Anyone who has a subscription is probably familiar with this scenario: Paying for a recurring product or service that is no longer needed or wanted.
A new study co-authored by Stanford economists Liran Einav and Neale Mahoney examines how much companies gain when customers aren’t paying attention or, if they are paying attention, don’t do anything about those automatic $12.99-a-month type of memberships they could do without. Einav and Mahoney find that business revenues are from 14 percent to more than 200 percent higher than they would be if consumers were more proactive about managing their unwanted accounts.
The study comes as companies are relying more on automatic renewals to sell everything from movie streaming services to home-cooked meals — and increasingly are coming under scrutiny for dubious practices. The Federal Trade Commission (FTC), for instance, recently charged Amazon for allegedly “duping” consumers into enrolling for its Prime subscription service — and making it difficult for them to cancel.The FTC is also considering proposed rules that would make it as easy for consumers to halt their digital subscriptions as it is for them to sign up.
Einav and Mahoney – who are also, respectively, the Tad and Dianne Taube Healthcare Fellow and the George P. Shultz Fellow at the Stanford Institute for Economic Policy Research (SIEPR) — note in their paper that the growth in digital subscriptions is often attributed to two factors. One is the growth in e-commerce that has increased the opportunities for subscription-based payment models, and the other is the belief that subscriptions help consumers by removing the hassle of one-off purchases.
But Einav and Mahoney — along with their coauthor, Ben Klopack, an economist at Texas A&M and former graduate fellowship recipient at SIEPR — suggest that auto-renewals take advantage of customers who have subscriptions they no longer value.

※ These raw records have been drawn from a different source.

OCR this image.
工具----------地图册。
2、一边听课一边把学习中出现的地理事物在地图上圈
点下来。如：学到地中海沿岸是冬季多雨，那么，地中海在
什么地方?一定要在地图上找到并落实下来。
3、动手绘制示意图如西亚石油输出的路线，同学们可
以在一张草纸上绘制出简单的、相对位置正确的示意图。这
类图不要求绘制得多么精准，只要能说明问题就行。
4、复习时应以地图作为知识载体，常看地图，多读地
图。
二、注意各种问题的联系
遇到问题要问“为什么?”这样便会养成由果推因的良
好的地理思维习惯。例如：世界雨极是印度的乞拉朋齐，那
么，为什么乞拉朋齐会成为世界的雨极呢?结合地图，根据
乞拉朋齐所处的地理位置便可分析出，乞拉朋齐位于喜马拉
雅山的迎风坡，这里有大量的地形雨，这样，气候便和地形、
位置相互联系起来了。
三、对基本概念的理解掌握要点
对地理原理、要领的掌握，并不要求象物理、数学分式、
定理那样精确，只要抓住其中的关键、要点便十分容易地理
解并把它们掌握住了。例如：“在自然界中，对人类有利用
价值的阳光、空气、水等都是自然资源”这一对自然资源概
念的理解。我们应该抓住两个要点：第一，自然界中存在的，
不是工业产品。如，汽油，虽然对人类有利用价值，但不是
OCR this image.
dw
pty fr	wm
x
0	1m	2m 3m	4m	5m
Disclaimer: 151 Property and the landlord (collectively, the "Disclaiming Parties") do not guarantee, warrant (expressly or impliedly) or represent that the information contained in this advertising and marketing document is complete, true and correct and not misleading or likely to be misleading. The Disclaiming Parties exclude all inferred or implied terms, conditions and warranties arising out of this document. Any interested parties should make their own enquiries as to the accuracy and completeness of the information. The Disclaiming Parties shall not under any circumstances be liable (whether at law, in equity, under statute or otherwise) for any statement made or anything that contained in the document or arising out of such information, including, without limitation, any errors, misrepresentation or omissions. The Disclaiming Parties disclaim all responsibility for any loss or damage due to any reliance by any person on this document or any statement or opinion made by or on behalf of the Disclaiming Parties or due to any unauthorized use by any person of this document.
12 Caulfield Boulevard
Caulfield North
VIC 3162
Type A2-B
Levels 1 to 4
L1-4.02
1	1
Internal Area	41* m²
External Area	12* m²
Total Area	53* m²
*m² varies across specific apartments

“While subscription products may provide convenience benefits to consumers, they may also allow firms to exploit inattentive subscribers, and thus incentivize firms to shift their payment model from pay-as-you-go to subscription models,” the scholars write in their working paper, which was released this week by the National Bureau of Economic Research.
The researchers find evidence to suggest that less financially sophisticated consumers are especially vulnerable to industry practices: Those who took out cash advances appear to have higher rates of unwanted subscriptions.
Weighing policy responses
The research is the latest study to shed light on how consumers can be lax about memberships or subscriptions and the tricks companies use to lure consumers into automatic sign-ups.
Einav, Mahoney and Klopack set out to answer an important question: How much of a financial boon is subscriber inertia to companies? Answers are hard to find.
The study authors base their estimates on transaction data they received from a large payment card network on the condition that the company and the individual subscription services are not identified.
Overall, they study 10 popular subscription services that cover entertainment, security, retail goods, and newspapers. Their analysis uses data that spans from 2018 to 2021 and includes information on 23 million accounts and 35 million subscriptions.
Specifically, the researchers look at what happened when consumers updated their billing information on subscription accounts after receiving a new debit or credit card. This step essentially forces consumers to make an active decision about whether or not they want to continue paying for a subscription.
The study finds a steep drop in renewal rates at this juncture: Cancellations rates were four times higher when consumers received a replacement card and had to update their subscription billing information as a result.
The paper’s authors use the sharp increase in cancellation rates to estimate the effect of customer inattention on company revenues.
They find that the increase in revenues can be substantial. For the average plan they study, they estimate that revenues are 85 percent higher than they would be if consumers made an active decision each month.
“It is plausible to suspect that some of these subscription services would not be viable from a business perspective if not for its subscribers’ inattention,” the authors write.
As the FTC weighs a policy response, it is also considering, among other steps, requiring companies to periodically remind customers of their auto-renewed subscriptions. The researchers analyze the potential impact that prompting consumers to re-up or cancel at various time intervals — from once-a-month to every 24 months — would have on company revenues. They estimate, for instance, that requiring subscribers to take action at six-month intervals would translate to about a 50 percent reduction in the additional revenue gained from consumer inattention.
“Our research highlights the financial benefits to consumers of well-designed regulation of the `subscription economy,’” Mahoney and Einav say. “The stakes are substantial for consumers and businesses.”
Klopack received his PhD from Stanford in 2019 and was a former recipient of the Patricia Liu McKenna and Kenneth McKenna Graduate Fellowship.